• Nine Elements of Digital Citizenship

    1.   Digital Access is about the equitable distribution of technology and online resources. Teachers and administrators need to be aware of their community and who may or may not have access, not only in school but at home as well. Educators need to provide options for lessons and data collection such as free access in the community or provide resources for the home.

    2.   Digital Commerce is the electronic buying and selling of goods and focuses on the tools and safeguards in place to assist those buying, selling, banking, or using money in any way in the digital space. Career and technical education use the tools of technology to show students the path for their future.

    3.   Digital Communication and Collaboration is the electronic exchange of information. All users need to define how they will share their thoughts so that others understand the message. For students struggling to understand their place in the world, technology can help them find their own voices and express themselves.

    4.   Digital Etiquette refers to electronic standards of conduct or procedures and has to do with the process of thinking about others when using digital devices. Teachers can include Digital Etiquette as part of the classroom rules or academic goals. Whether in the classroom or online, being aware of others is an important idea for everyone.

    5. Digital Fluency is the process of understanding technology and its use. The better educated or “digitally fluent,” students are, the more likely they are to make good decisions online, like supporting others instead of making negative comments. Digital literacy includes the discussion of media literacy and the ability to discern good information from poor, such as “fake news” from real news.  

    6.   Digital Health and Welfare refers to the physical and psychological well-being in a digital world. Technology provides many opportunities and enjoyment, but knowing how to segment use with the needs of ourselves and others is key to a healthy, balanced life.

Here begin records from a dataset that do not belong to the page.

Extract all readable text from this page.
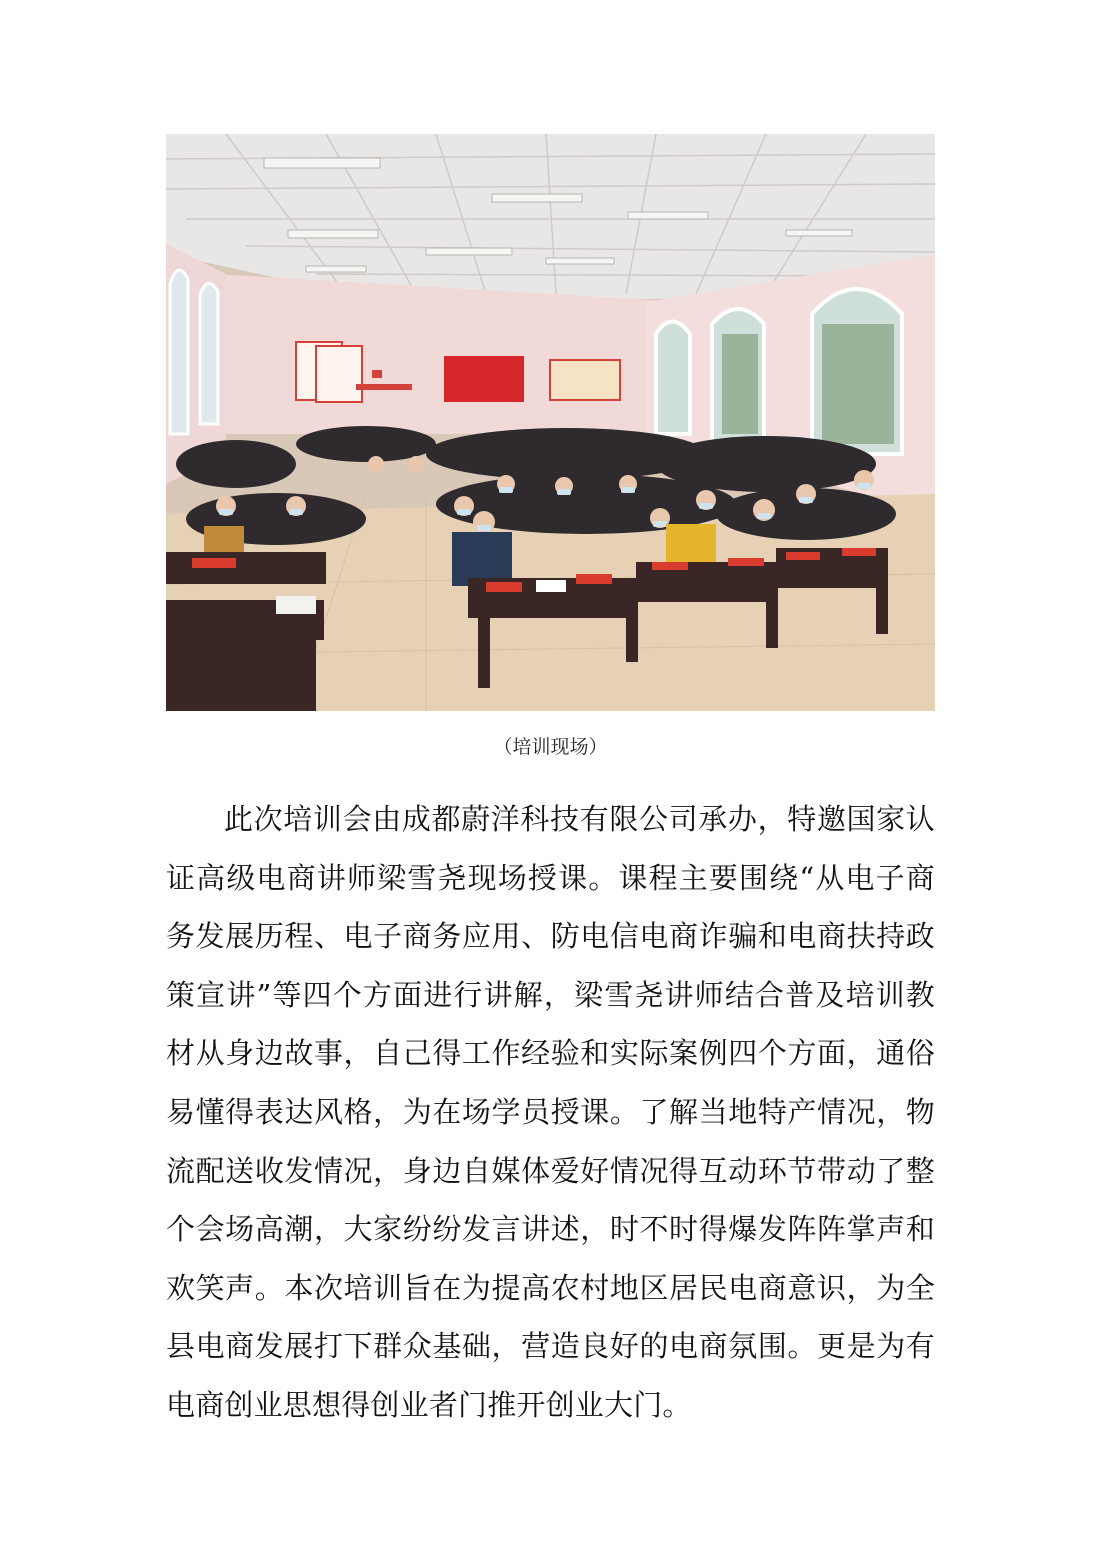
（培训现场）

此次培训会由成都蔚洋科技有限公司承办，特邀国家认证高级电商讲师梁雪尧现场授课。课程主要围绕“从电子商务发展历程、电子商务应用、防电信电商诈骗和电商扶持政策宣讲”等四个方面进行讲解，梁雪尧讲师结合普及培训教材从身边故事，自己得工作经验和实际案例四个方面，通俗易懂得表达风格，为在场学员授课。了解当地特产情况，物流配送收发情况，身边自媒体爱好情况得互动环节带动了整个会场高潮，大家纷纷发言讲述，时不时得爆发阵阵掌声和欢笑声。本次培训旨在为提高农村地区居民电商意识，为全县电商发展打下群众基础，营造良好的电商氛围。更是为有电商创业思想得创业者门推开创业大门。
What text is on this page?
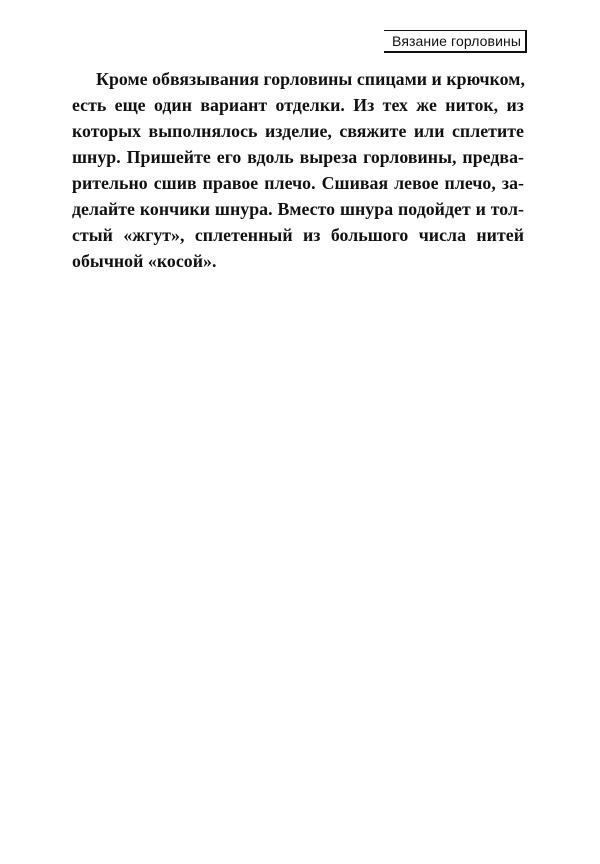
Вязание горловины
Кроме обвязывания горловины спицами и крючком,
есть еще один вариант отделки. Из тех же ниток, из
которых выполнялось изделие, свяжите или сплетите
шнур. Пришейте его вдоль выреза горловины, предва-
рительно сшив правое плечо. Сшивая левое плечо, за-
делайте кончики шнура. Вместо шнура подойдет и тол-
стый «жгут», сплетенный из большого числа нитей
обычной «косой».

Educators, especially in 1:1 schools or classrooms need to ask the question of how much screen time is appropriate for students. Common Sense media has developed a guide on this topic.

    7.   Digital Law refers to the electronic responsibility for actions and deeds and has to do with the creation of rules and policy that address issues related to the online world. Just as in the real world, the online world has had to create structure to protect those using these digital devices from harm. Support for issues such as cyberbullying and sexting are available from School Resource Officers and other school counsel. Administrators need to come up with positive approaches to these issues in their schools and districts.

    8.   Digital Rights and Responsibility are those requirements and freedoms extended to everyone in a digital world. This area of Digital Citizenship is about helping students understand that when they are provided opportunities, such as the access to the Internet and use of online products, they need to be diligent in helping others as well, such as informing adults of potential problems. Educators must help students understand that protecting others both online and in the real world are essential skills to have.

    9.   Digital Security and Privacy is the electronic precautions to guarantee safety. Viruses, worms and other bots can be passed along from one system to another just like an illness. When using devices in school or at home, understanding and being aware of attacks and how to prevent them are important skills for today and into the future.